Per the Phase 8 plan's "Out of scope" section, the MVP intentionally defers:

Multi-column FTS — single-column per index (Q2). Compose via OR: WHERE fts_match(title, 'q') OR fts_match(body, 'q').
Unicode tokenization — ASCII MVP per Q3. CJK / accented Latin won't be searchable until the unicode cargo feature lands in Phase 8.1.
Stemming + stop words — none (Q4 + Q5).
Configurable k1 / b — fixed at FTS5 defaults; per-column field-weighting deferred.
Phrase queries (MATCH '"exact phrase"') — not in the MVP. Phrase queries need positional postings, doubling the index size. Phase 8.1 candidate.
Boolean query operators (AND / OR / NOT inside the query string) — MVP uses any-term semantics. Boolean syntax deferred.
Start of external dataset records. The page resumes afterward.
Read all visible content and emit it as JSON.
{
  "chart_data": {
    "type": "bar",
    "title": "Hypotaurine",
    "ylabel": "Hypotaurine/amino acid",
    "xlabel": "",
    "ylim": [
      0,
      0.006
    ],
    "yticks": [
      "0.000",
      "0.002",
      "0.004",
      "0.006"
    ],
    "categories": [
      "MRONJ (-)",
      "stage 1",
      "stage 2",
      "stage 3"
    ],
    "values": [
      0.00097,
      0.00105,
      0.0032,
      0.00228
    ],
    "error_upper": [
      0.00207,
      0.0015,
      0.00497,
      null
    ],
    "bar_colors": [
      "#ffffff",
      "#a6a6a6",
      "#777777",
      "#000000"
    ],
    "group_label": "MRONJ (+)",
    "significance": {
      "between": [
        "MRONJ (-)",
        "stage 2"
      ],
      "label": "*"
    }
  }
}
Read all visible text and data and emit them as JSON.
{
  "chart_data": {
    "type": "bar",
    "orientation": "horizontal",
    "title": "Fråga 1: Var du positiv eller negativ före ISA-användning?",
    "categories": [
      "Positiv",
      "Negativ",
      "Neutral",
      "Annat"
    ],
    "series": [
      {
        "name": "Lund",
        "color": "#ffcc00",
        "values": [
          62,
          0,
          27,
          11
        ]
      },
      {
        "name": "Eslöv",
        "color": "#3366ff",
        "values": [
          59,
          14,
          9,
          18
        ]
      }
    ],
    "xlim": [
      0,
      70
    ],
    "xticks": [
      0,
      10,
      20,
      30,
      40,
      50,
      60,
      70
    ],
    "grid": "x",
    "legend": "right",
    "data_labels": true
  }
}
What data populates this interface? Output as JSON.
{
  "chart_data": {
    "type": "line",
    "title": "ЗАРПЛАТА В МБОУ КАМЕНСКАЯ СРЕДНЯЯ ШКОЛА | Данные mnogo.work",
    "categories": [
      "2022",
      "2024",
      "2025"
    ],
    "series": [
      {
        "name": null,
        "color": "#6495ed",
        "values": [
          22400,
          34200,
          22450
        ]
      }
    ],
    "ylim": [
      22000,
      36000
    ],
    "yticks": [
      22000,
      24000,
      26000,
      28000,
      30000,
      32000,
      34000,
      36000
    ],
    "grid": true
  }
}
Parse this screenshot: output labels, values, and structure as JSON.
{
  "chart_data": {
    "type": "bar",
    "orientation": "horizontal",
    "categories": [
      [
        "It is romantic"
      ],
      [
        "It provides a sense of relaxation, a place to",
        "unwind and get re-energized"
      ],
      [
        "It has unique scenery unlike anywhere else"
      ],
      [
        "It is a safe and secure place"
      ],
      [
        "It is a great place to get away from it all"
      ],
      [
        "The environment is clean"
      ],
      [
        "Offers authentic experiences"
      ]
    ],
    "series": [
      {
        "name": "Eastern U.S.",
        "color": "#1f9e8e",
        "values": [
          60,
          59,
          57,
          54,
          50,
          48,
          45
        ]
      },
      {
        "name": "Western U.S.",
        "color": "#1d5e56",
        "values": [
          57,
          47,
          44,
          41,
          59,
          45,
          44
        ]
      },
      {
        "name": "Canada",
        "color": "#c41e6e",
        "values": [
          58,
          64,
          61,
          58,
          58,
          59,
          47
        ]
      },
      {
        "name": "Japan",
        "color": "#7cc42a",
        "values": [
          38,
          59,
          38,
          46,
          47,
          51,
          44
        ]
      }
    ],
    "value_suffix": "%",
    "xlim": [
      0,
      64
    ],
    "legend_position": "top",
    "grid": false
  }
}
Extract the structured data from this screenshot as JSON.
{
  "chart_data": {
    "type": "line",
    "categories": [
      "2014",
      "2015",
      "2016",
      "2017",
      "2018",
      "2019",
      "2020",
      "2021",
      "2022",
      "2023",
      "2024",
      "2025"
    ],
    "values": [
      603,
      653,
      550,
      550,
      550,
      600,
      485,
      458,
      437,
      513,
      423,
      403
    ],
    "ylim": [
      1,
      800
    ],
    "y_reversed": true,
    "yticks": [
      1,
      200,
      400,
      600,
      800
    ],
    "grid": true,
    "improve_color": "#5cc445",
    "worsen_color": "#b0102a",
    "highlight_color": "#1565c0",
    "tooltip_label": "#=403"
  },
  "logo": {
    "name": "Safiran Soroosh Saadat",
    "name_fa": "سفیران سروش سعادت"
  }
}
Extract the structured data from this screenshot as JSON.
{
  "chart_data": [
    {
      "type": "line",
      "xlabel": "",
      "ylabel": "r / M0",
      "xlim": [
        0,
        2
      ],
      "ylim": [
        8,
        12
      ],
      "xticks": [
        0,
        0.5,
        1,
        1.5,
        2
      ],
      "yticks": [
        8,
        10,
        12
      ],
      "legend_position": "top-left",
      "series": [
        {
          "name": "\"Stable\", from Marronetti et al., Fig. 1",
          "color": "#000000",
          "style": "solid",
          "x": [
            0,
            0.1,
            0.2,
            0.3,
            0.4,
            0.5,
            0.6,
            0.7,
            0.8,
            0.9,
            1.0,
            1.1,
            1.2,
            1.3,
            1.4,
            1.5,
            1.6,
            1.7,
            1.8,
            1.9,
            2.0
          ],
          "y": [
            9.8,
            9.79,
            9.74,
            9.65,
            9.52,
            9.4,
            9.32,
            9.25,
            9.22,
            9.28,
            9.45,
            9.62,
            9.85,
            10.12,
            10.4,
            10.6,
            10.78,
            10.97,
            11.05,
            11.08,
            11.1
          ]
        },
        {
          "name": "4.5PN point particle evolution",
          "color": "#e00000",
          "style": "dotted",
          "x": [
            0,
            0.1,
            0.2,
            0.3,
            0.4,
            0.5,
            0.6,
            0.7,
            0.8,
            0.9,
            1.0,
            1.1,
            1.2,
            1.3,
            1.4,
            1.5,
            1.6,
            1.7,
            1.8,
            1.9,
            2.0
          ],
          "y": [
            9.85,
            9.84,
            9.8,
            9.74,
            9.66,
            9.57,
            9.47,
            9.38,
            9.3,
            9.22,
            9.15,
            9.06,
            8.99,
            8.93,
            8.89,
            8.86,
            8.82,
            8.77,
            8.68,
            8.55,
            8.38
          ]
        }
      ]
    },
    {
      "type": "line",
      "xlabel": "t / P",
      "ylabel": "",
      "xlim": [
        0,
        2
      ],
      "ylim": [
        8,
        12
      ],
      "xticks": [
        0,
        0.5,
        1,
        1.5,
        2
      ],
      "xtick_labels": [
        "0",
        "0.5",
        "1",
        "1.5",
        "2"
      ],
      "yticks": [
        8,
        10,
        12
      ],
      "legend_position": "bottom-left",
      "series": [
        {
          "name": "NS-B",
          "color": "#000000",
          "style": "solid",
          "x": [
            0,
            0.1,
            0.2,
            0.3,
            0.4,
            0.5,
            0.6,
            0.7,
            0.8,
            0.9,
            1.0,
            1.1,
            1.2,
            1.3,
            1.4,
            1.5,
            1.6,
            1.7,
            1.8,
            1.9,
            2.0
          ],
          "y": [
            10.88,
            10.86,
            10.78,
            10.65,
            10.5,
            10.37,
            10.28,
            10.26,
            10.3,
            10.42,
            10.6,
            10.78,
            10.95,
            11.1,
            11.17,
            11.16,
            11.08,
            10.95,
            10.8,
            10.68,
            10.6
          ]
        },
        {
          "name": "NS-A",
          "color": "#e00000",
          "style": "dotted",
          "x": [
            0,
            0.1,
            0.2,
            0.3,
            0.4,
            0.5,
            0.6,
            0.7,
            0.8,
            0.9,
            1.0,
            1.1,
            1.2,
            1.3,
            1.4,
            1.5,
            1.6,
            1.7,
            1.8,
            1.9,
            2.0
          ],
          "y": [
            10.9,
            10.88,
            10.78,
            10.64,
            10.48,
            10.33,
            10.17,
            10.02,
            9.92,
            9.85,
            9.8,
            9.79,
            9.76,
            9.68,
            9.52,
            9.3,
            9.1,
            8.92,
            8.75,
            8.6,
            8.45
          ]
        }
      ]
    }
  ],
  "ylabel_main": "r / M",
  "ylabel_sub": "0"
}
Highlight / snippet generation (snippet(col, 'q')) — not in the MVP. Easy to add later if users want it.
Multi-index intersection optimizer — FTS pre-filter + scalar WHERE (Q6).
Incremental DELETE / UPDATE — rebuild-on-save instead (Q7).

A single posting cell that exceeds page capacity (~4 KiB) errors loudly; overflow chaining is a Phase 8.1 stretch goal. This shouldn't bite real corpora — even 'the' in a million-row English corpus stays under the limit with varint encoding.